La noche del 5 de mayo de 1945 hombres, mujeres y niños alemanes refugiados en una escuela fueron sacados al patio de diez en diez y fusilados; los supervivientes hubieron de desnudar y enterrar los cadáveres, protagonizando escenas que no hubieran desentonado en Babi Yar. En la Könisberg sometida a la ocupación brutal de los rusos la hambruna provocó casos de canibalismo dignos del Leningrado sitiado.

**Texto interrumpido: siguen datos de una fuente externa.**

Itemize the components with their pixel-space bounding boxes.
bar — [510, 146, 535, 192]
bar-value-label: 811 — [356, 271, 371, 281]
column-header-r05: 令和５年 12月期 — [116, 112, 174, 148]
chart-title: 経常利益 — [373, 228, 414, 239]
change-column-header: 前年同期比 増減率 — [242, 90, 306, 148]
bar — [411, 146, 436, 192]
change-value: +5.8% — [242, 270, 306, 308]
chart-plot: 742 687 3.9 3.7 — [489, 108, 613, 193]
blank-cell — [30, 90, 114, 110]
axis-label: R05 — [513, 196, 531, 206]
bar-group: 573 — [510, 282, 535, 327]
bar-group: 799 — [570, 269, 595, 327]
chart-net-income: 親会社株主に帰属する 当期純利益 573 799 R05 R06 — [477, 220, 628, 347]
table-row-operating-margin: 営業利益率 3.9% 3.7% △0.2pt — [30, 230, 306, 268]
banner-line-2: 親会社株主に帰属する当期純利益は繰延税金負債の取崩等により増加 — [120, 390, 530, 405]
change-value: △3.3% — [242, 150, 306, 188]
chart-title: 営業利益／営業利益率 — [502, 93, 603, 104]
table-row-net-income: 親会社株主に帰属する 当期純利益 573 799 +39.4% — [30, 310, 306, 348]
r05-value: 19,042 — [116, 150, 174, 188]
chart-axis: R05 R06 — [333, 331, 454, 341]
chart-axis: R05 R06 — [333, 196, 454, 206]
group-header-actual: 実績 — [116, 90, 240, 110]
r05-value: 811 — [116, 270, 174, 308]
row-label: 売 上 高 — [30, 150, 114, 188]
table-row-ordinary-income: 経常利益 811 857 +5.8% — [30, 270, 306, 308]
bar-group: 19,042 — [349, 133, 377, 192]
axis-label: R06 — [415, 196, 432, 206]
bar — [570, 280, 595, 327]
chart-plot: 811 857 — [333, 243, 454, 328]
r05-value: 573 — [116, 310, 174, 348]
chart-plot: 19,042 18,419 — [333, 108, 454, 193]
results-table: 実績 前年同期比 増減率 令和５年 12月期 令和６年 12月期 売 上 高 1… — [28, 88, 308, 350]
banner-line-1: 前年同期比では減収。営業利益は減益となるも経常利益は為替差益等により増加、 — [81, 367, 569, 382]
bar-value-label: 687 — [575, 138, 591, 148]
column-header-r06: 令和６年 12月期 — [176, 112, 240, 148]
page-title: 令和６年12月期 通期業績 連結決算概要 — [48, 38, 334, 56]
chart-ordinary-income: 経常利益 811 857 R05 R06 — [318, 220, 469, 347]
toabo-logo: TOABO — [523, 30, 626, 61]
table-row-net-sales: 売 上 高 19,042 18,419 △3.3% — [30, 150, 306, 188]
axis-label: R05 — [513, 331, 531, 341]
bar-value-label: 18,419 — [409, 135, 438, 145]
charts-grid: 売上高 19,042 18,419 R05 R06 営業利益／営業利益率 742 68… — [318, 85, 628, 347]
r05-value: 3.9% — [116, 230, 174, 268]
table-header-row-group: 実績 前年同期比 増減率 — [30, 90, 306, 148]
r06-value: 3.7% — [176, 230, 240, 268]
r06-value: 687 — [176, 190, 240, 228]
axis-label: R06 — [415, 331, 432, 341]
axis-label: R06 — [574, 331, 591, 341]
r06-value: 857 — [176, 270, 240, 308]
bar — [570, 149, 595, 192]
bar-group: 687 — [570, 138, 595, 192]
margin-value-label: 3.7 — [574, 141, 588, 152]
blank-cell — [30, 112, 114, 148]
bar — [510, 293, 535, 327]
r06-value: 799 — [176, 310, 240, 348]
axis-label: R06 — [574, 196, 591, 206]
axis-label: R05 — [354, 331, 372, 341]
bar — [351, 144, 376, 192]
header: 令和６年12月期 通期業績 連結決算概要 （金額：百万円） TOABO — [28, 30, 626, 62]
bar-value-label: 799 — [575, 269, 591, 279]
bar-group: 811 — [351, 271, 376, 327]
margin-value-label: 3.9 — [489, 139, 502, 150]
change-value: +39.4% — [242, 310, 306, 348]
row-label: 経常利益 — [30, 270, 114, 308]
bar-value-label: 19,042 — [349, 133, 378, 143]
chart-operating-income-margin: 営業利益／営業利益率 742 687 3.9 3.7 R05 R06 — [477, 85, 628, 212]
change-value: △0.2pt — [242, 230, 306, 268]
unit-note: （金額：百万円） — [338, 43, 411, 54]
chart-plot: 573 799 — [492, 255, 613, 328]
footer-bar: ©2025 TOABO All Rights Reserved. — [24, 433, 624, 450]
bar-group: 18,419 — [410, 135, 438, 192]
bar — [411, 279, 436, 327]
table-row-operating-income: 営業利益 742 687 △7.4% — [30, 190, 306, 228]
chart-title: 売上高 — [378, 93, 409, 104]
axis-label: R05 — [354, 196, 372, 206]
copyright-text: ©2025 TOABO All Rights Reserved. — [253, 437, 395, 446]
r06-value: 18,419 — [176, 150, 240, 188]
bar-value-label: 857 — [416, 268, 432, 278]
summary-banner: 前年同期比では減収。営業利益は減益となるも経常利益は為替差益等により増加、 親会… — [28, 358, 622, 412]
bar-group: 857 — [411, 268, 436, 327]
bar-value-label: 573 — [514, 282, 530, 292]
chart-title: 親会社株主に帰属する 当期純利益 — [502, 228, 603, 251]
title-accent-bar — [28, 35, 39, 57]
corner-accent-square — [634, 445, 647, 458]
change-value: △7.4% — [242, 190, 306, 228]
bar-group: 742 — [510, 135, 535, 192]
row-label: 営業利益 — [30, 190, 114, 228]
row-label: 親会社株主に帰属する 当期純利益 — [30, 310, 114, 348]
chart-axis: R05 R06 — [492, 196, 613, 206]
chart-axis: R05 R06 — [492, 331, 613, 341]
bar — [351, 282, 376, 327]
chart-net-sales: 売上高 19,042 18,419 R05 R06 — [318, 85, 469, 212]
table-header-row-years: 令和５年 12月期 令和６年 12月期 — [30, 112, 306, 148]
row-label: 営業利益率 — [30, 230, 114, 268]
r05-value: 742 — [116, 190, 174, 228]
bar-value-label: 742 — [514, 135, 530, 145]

El general estadounidense Lucius Clay, de la comisión de Control de los Aliados, reconoció el uso sistemático de torturas a alemanes sospechosos, algunas inspiradas en las que empleaban las SS en Dachau: "Por desgracia, en el ardor de los momentos posteriores a la guerra recurrimos, para obtener pruebas, a medidas que no habríamos utilizado una vez extinguido dicho ardor".
En su pormenorizado y conmovedor viaje a la experiencia alemana de la derrota, MacDonogh combina las estadísticas -más de tres millones de alemanes muertos después de que acabara oficialmente la guerra, 16.500.000 civiles expulsados de sus hogares, 200.000 niños nacidos en 1946 fruto de las violaciones- con entrevistas realizadas a testigos de los hechos.
MacDonogh, un hombre tranquilo con ese extraordinario sentido de la anécdota relevante que tienen los buenos historiadores británicos para amenizar y humanizar sus trabajos, llegó al tema como desarrollo natural de un libro sobre Prusia en el que ya abordó las consecuencias de la derrota de 1945. Su abuelo era un judío austriaco, su familia tuvo que huir del país y pagó tributo de dolor en los campos de exterminio.
Para el historiador, "incluso el castigo legal de los alemanes resultó muy imperfecto e injusto, algo lógico cuando se piensa que en los juicios de Nurenberg uno de los jueces no era ni siquiera jurista sino un general ruso que acusaba a los alemanes de la matanza de Katyn y que los bombardeos aliados de civiles alemanes no fueron siquiera mencionados". Los colectivos alemanes que más sufrieron fueron los del Este, los de los sudetes, los de Yugoslavia... "Si eras un nazi que vivía en Suabia no padecías tanto como un no nazi de Prusia oriental". En cuanto a los prisioneros, "en Yugoslavia los mataron a casi todos, en Polonia y en Rusia los esclavizaron, los franceses se vengaron en ellos y en los campos en EE UU murieron 100.000".
Del peligro de que su libro pueda ser usado para llevar agua al molino de la ultraderecha reconoce que en efecto existe: "Esa es la razón de por qué obras así no gustan en Alemania: parece que relativicen la culpa y alivien la responsabilidad de los alemanes por los actos que cometieron. Pero eso no debe detener al historiador, so pena de ignorar injustificablemente un período de la historia".